Food for Thought: Exploring Rangeland Grazing Conflicts
Wild horses and cattle have the greatest potential for grazing conflicts across the western rangelands of the US, a major review has found. The systematic review carried out at the University of Wyoming took more than a year. It looked at the findings of 33 largely unrelated studies on grazing habits going as far back as the 1970s.
The work was led by Derek Scasta, an assistant professor and rangeland specialist within the Department of Ecosystem Science and Management at the university. Scasta says he hopes the findings of the review will help inform the debate around the management of grazing species on the western rangelands to promote the well-being of the animals and the ecosystem.
The review drills down into what types of plants are eaten by which animals, and even identifies seasonal variations in diet. Scasta has published the findings online, with work now progressing on a paper that covers more potential variables and more extensive statistics. It will be targeted at a rangeland journal.

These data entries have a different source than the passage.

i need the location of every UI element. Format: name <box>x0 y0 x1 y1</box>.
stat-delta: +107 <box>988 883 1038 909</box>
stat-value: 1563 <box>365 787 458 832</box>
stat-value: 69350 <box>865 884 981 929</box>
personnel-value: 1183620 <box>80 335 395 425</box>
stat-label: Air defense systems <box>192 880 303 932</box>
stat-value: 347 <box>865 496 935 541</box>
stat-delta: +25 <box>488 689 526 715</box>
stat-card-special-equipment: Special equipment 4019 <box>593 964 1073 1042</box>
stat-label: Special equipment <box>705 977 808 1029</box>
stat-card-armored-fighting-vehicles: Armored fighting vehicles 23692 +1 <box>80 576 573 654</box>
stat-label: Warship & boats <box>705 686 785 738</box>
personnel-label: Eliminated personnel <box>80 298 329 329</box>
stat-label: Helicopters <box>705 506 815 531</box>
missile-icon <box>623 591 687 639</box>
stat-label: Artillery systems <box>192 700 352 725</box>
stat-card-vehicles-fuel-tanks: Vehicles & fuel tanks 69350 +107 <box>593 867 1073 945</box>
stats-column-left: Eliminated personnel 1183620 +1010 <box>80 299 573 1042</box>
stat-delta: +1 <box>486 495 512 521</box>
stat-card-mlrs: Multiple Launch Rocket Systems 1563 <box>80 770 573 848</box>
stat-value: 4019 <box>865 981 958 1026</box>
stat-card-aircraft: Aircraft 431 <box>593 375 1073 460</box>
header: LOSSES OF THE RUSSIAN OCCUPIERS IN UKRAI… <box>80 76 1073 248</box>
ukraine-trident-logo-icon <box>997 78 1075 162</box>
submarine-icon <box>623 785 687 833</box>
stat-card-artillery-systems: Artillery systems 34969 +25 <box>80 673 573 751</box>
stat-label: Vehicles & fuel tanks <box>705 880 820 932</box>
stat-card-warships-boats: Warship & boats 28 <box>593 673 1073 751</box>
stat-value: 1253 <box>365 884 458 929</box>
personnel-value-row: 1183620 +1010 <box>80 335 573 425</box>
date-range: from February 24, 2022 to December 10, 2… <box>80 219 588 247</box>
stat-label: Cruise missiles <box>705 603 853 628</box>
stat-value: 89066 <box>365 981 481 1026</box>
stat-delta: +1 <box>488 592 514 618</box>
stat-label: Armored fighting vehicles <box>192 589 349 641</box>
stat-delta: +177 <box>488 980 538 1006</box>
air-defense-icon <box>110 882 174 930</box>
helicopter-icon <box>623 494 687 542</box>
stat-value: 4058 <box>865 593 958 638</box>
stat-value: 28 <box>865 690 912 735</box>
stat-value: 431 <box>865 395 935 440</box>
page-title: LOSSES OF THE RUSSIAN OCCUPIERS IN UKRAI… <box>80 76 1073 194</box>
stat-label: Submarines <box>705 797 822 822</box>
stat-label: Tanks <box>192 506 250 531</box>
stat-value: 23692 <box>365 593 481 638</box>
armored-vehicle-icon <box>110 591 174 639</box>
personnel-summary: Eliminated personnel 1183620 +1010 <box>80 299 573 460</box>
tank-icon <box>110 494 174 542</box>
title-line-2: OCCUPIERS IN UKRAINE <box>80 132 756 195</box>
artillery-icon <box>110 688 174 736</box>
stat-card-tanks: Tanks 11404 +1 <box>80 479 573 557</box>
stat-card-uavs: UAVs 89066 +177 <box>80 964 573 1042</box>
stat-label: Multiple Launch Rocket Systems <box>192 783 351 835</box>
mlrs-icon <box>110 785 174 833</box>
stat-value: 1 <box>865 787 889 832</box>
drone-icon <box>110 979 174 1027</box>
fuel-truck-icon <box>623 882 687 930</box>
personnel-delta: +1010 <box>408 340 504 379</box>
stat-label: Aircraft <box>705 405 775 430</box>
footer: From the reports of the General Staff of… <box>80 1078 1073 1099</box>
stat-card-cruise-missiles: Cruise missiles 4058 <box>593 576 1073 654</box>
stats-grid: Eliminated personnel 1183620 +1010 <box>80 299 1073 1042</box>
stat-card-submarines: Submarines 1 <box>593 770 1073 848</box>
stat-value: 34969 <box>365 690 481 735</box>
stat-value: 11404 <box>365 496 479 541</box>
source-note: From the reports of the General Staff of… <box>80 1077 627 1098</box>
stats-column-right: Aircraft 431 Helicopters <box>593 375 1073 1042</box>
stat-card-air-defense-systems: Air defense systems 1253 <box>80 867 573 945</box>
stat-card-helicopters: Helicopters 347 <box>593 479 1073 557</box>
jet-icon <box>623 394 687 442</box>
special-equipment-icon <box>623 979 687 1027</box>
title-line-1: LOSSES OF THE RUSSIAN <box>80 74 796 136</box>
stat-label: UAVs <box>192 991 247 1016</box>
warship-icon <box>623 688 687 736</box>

He says the issue of livestock and wildlife interaction on the rangeland concerns not only ranchers and wildlife managers, but the general public. There is, he says, public interest in the ecological impact and well-being of wild horses and other species on the rangelands, centering on competition for food resources.
His review provides a summary of data from western North America that compares the diet composition of wild horses, beef cattle, domestic sheep, elk, pronghorn, and mule deer across spring, summer, fall, and winter. Scasta found that the rangeland diet of wild horses comprised mostly grasses, at 82 percent, followed by forbs (herbaceous flowering plants) at 10 percent and shrubs at 8 percent.
By comparison, the diet of beef cattle comprises 74 percent grass, 14 percent shrubs and 12 percent forbs. This represented the greatest potential conflict between species he identified in the review of the studies, all of which were based on the analysis of collected dung samples to determine the diet breakdown of each species.
Even the seasonal variations in diet identified in the review showed similar trends between wild horses and beef cattle. Scasta says the management of wild horses on the rangeland is a major issue.
Horses on the range.
US Bureau of Land Management figures from last November reveal an estimated 41,000 wild horses were free on the range, well above the mandated appropriate management level across all herd areas of 28,000. Another 47,000 wild horses are being held in long-term or short-term grazing facilities.
He said his aim was to provide unbiased information from the scientific literature on the eating habits of the species in his review, saying management decisions needed to be based on solid data. However, Scasta says the equation is not altogether simple, with dietary selection and seasonal variations forming only part of the picture.
For example, the review did not look at the physical overlap of habitat use by species on the rangeland and the competition this may create, nor the distances covered by some animals. The range, he said, was so big, and the species so different.
Nor did it take into account potential increases in conflict and behavioral changes arising from the likes of drought. He notes, for example, that feral horses in Australia have been shown to wander up to 55 kilometres from water sources. Research had shown that some only drank every fourth day.
Water and its availability have been shown to increase habitat-use conflicts around water sources between wild horses, cattle and pronghorn antelope, he says.
Pronghorn and elk in a sagebrush ecological site in southwestern Wyoming.
He believes seasonal variations in diet identified in his review were a result of feed availability, feed quality, and biological preference. Surprisingly, horses on average did not appear to shift their diet much, but there were exceptions.
Dietary changes for horses tended to be most pronounced in the winter, as they were for cattle, when both species increased the use of shrubs during severe winters. Other seasonal changes may result, for example, when nutritious seed pods become available on some plants in the southwestern US.
Agencies had to make decisions on rangeland management that affected all species, including the seasonal management of beef cattle on allotments. “Ultimately, society has to make the decision on where they are going to place their value,” he says. The report presents the data and others must decide how it is applied.
The Government has been trying to manage several potentially competing rangeland interests and conflicts, and that process has not been helped by the wide variety and types of studies and data, Scasta says.
“My goal was to compile the wide variety of studies into a practical format. It is not an opinion; not what I think. [The information] is summarized in a meaningful way.”
He says the project began in January 2014 during discussions with Dr Jeff Beck, an associate professor in wildlife habitat restoration ecology at the University of Wyoming, giving rise to the current report, with work now continuing on the scientific paper.
Cattle on the range.
The pulling together of 33 papers, some dating back to the 1970 and 1980s, was a major undertaking and one which he admits got tedious at times. He said he was surprised that studies in the field went back so far, saying some of the early work was very good.
The initial thought had been to undertake a diet study, but in the end Scasta said the review of existing literature showed that many of those types of studies already existed.
For now, many questions remain about how to move the research forward beyond simply what the animals eat. What, for example, are the potential conflict possibilities that arise among grazing animals should there be more droughts and higher temperatures?
There were issues, too, in counting animals, especially horses, with their greater capacity to move distances, often across state lines. Scasta says that no matter what opinions were held on wild horses and other species, it was important that policies and decisions were guided by good.